Googlebot recognizes the #! and makes a second call to your server with an altered URL:

http://my.domain.com/base/?_escaped_fragment_=some/path/on/website

Which you can then handle as you wish. The second way to get Googlebot to try _escaped_fragment_ mode is to include the following meta tag on the index page you supply to the bot:

<meta name="fragment" content="!">

This will make googlebot check the other version of the webpage every time it sees the tag. Interestingly you can use both these techniques together or you can do what we ended up doing, which is running in html5 mode with the meta tag. This means that your URLs will be escaped as follows:

http://my.domain.com/base/some/path/on/website?_escaped_fragment_=

Interestingly, the bot will not put anything at the end of the fragment. But depending on what webserver you are running, you can easily map this with a pattern matching the "_escaped_fragment_" text to your alternate bot page. For more information on the escaped fragment go here.

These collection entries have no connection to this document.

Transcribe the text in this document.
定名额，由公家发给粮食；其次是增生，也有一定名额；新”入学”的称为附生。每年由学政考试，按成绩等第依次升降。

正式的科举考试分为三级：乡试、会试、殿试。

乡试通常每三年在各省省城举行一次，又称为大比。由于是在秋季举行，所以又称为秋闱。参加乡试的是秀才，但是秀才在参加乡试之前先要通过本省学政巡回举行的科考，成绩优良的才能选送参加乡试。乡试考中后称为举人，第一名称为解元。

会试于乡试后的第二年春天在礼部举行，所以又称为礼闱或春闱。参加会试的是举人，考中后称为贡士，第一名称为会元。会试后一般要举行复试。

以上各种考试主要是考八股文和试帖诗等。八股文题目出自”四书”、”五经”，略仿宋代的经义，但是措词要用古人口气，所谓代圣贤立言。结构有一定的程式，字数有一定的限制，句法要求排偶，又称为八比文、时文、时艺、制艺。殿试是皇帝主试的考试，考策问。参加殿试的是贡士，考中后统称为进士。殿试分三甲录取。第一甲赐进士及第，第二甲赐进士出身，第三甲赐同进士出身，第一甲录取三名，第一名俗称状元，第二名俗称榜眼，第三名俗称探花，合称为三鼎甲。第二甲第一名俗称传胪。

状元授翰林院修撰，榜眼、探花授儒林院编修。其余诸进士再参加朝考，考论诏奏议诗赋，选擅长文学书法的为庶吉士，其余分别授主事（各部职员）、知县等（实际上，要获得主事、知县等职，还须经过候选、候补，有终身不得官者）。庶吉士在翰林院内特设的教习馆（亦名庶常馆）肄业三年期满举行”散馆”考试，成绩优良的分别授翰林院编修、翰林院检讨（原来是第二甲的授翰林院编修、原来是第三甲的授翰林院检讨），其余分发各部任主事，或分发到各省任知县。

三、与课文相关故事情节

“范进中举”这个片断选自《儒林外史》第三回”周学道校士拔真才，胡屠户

"Fetch as Googlebot" returns two different versions of my page, the source with {{}} and the rendered page looking correct. What does that mean?

Google's Bots can actually interpret JavaScript to a limited extent since early 2014. For more information, read the official blog entry on google webmasters here. However, as is made clear in the blog entry, this comes with a lot of caveats. For instance:

  1. Googlebot does not guarantee to execute all javascript code.
  2. Googlebot will attempt to find links in the javascript to follow and use them to help find more pages.
  3. Googlebot will render the preview in webmasters tools by executing as much of the javascript as it can (thus the lack of {{}} in the rendered version).
  4. Googlebot will not necessarily use the rendered version in order to build the meta information about your site for its index.

As of 18/12/2014, we are still unsure if Googlebot can actually extract any information from an SPA in rendered mode for its index beyond finding links to follow in the javascript. In our experience, Googlebot will include {{}} in its index listing so that when you try to use {{}} to fill meta information (description, keywords, title, etc...) your site looks like this in Google Search results:

{{meta.siteTitle}}
http://my.domain.com/base/some/path/on/website
{{meta.description}}

rather than what you expect which might look like this:

Domain
http://my.domain.com/base/some/path/on/website
This is a random page on my domain. An excellent example page to be sure!